Steady deal count, but average deal size increases
Despite the pandemic’s impact on the economy, the deal count for InsurTech funding remained steady, suggesting that investors remain optimistic about the industry’s future. However, what is particularly positive news is that the average deal size increased by 25.3%, indicating more significant commitments from investors.
Mega-Round Funding Accounts for Only 12.9% of Total
While mega-round funding (investment rounds of $100 million or more) can often skew the overall funding numbers for an industry, the report shows that mega-round funding for InsurTech companies accounted for only 12.9% of the total in Q1 2021. This is the lowest percentage since the dip experienced in Q1 2020.
P&C insurtech funding drives increase in quarterly investment
The report found that Property and Casualty (P&C) InsurTech funding was the driving force behind the increase in quarterly investment, surging by more than 53% to $967.89 million in Q1 2021. This increase is likely due to the ongoing demand for innovative solutions to the challenges facing the insurance industry, such as automation and improved underwriting capabilities.
L&H Fundraising also grows
Life and Health (L&H) fundraising also grew, rising 9.6% to $420.73 million. This increase occurred despite early-stage L&H funding seeing a decline of 44.3% relative to the previous quarter. However, the average early-stage deal was up by 28% to $8.31 million. This suggests that while there may be fewer early-stage deals, the ones that do happen are larger and more significant.

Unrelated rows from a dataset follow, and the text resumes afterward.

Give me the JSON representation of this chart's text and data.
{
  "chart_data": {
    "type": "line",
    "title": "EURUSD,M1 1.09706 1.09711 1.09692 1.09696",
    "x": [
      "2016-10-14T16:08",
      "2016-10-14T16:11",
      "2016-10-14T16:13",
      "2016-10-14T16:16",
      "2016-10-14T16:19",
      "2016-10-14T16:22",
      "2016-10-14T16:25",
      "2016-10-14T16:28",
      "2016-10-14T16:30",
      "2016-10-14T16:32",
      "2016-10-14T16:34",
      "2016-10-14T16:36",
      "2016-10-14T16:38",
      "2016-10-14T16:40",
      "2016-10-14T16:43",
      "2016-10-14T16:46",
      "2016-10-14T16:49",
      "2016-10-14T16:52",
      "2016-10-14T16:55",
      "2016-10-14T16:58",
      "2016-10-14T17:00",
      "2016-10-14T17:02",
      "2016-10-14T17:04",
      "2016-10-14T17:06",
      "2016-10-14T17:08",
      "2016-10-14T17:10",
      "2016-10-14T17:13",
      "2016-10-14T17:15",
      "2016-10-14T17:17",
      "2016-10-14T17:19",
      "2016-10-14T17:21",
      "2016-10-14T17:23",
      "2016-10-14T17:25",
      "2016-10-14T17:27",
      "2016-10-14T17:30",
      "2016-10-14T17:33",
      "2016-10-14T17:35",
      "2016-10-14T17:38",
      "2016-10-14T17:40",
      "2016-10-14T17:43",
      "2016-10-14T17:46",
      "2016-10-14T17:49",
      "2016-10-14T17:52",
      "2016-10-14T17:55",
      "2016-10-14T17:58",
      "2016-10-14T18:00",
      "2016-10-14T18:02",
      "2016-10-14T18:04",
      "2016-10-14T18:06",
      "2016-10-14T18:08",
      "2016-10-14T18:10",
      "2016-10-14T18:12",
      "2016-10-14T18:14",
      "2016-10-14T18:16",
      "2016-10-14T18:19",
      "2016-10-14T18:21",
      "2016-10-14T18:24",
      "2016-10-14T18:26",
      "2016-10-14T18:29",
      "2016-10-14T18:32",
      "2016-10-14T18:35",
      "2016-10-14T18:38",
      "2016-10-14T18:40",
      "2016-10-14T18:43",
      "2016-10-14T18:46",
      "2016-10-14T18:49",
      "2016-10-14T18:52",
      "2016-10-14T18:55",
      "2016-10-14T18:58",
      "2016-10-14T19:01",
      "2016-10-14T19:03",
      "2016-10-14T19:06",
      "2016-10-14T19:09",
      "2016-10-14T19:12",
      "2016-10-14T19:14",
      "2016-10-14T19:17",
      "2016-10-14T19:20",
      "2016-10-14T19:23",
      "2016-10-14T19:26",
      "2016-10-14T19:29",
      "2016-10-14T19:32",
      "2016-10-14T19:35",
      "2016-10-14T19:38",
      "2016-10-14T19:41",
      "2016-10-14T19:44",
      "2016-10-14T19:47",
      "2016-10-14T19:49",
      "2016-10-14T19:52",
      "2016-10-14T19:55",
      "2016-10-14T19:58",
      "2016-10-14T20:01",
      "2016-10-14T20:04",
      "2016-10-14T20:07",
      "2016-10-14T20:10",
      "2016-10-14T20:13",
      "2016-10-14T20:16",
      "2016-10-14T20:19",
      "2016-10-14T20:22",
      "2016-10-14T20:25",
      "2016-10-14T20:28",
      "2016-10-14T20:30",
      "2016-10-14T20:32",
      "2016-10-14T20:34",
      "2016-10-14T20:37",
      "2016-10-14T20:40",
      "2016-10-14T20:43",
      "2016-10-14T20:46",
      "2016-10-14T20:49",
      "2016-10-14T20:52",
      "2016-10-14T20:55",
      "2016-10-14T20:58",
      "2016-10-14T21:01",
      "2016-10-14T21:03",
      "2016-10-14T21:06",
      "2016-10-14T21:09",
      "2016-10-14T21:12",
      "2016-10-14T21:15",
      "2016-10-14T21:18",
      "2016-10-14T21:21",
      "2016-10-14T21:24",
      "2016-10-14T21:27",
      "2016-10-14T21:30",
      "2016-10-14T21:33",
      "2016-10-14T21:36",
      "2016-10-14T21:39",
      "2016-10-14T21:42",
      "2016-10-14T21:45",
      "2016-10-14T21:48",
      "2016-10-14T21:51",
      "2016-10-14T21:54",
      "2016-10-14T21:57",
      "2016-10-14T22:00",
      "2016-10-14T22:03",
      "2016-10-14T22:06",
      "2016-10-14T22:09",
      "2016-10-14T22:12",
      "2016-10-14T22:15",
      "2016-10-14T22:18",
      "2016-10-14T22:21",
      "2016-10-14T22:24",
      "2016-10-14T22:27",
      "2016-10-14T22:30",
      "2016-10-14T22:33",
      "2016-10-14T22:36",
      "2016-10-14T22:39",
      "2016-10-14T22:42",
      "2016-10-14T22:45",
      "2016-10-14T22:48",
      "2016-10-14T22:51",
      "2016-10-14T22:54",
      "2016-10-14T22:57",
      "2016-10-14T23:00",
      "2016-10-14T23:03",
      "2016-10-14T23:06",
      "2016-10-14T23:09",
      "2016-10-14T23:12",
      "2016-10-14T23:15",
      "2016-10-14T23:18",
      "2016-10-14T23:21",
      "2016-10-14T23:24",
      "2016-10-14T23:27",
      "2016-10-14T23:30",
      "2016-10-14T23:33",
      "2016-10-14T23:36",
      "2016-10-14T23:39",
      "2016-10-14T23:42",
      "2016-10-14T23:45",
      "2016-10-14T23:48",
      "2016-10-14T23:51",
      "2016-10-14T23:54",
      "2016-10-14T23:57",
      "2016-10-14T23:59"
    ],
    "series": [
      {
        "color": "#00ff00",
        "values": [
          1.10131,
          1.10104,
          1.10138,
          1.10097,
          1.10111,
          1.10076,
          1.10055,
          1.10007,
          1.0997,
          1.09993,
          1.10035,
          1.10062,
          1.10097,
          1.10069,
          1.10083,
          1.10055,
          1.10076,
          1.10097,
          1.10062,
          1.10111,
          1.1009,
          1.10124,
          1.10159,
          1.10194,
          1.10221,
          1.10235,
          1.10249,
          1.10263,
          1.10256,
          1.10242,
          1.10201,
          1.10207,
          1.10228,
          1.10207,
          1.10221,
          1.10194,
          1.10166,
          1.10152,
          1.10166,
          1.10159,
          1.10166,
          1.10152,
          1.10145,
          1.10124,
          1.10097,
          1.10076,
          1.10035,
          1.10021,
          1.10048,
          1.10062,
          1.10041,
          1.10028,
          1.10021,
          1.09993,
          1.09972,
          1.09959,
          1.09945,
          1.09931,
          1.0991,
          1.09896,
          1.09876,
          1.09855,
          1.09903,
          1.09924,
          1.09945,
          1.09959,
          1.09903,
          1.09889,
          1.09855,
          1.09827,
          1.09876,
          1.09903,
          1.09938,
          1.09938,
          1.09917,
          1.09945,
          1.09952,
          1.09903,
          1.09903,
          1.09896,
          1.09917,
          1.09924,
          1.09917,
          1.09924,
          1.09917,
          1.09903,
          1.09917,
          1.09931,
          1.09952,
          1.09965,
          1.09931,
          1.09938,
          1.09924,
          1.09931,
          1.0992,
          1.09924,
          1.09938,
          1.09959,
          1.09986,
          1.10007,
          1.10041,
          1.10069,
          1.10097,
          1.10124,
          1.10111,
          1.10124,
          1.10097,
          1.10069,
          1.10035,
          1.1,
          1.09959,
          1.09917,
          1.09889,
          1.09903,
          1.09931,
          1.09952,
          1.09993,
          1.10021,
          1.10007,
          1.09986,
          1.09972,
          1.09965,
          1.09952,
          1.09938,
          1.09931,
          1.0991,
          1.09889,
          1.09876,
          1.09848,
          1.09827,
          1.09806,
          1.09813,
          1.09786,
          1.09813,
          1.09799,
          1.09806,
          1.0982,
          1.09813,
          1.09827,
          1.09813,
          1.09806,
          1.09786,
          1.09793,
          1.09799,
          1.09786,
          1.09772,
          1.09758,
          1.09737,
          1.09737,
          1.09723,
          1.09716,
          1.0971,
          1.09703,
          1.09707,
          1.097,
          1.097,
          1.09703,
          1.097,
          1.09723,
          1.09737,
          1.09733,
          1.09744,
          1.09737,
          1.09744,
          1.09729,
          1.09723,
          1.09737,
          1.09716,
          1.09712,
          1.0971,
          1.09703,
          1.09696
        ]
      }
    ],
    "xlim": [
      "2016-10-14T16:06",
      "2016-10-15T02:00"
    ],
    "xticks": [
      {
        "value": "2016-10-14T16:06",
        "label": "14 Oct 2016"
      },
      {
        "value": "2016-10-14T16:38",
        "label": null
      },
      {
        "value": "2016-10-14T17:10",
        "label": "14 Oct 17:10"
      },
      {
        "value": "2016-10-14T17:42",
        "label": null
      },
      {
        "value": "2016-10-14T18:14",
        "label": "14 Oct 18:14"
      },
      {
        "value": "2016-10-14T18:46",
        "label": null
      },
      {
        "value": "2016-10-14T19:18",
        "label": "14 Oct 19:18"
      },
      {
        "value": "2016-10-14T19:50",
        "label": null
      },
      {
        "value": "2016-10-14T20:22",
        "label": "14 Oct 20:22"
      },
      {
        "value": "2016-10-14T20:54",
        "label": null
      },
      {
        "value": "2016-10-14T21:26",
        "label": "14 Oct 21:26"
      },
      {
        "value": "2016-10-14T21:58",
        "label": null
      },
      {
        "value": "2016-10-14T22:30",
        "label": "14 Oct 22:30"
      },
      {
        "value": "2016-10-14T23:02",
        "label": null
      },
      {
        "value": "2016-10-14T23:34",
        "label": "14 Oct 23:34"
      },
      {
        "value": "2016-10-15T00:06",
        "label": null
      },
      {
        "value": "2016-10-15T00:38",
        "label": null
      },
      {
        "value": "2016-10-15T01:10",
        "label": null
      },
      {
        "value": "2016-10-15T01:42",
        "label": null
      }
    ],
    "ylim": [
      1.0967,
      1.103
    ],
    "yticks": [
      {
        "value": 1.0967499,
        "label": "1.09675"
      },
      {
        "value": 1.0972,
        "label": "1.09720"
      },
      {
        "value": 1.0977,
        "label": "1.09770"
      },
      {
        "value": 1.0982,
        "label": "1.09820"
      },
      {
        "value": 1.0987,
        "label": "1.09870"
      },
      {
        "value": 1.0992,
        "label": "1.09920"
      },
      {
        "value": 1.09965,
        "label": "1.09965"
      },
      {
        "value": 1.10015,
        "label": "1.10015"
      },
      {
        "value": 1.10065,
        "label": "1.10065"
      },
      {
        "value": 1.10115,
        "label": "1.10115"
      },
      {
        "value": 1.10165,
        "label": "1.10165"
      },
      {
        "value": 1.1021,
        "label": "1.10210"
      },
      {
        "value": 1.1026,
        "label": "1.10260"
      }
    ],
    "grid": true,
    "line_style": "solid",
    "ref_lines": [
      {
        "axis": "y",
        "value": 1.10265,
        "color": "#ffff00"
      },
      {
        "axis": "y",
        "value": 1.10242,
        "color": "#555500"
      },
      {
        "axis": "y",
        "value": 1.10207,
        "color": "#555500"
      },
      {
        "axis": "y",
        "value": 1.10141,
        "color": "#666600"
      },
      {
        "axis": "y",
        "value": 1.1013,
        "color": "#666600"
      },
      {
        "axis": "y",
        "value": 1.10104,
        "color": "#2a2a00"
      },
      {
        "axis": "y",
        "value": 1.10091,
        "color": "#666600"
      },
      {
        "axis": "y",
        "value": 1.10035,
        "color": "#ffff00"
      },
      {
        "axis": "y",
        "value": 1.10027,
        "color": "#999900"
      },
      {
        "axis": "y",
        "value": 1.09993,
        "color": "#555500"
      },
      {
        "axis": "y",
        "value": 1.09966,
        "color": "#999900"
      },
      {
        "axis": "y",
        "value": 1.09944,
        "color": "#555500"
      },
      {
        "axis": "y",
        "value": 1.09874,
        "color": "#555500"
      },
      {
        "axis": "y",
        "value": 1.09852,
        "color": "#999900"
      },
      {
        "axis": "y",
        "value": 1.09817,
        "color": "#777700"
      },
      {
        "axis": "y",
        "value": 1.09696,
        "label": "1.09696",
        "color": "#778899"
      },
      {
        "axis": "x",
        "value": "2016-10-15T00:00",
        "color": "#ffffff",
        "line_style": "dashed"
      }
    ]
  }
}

Potential return to pre-pandemic levels of InsurTech funding
The latest funding totals suggest that 2023 may mark a return to the more ‘normal’ levels of gently rising InsurTech funding that were experienced before the pandemic. According to Simon Johnston, Head of InsurTech at Gallagher, “Funding is back to pre-pandemic levels, and the sector is set to prove its worth, with investors convinced of the long-term potential.”
Founders are focusing on long-term sustainability and growth
As the pandemic continues to disrupt industries worldwide, founders of InsurTech startups are now thinking about long-term sustainability and growth. The report suggests that founders are realizing their businesses will need to “pull the plow” themselves, relying on their capabilities and revenues. This is a positive sign for the industry, indicating a focus on sustainability rather than short-term gains.
The InsurTech industry has proven its resilience and adaptability over the past year, with Q1 2021 marking a strong rebound in funding and continued optimism from investors. The report suggests a potential return to pre-pandemic levels of funding, and founders are focusing on long-term sustainability and growth. This is a positive outlook for the industry, with InsurTech startups well-positioned to drive innovation and change in the insurance sector.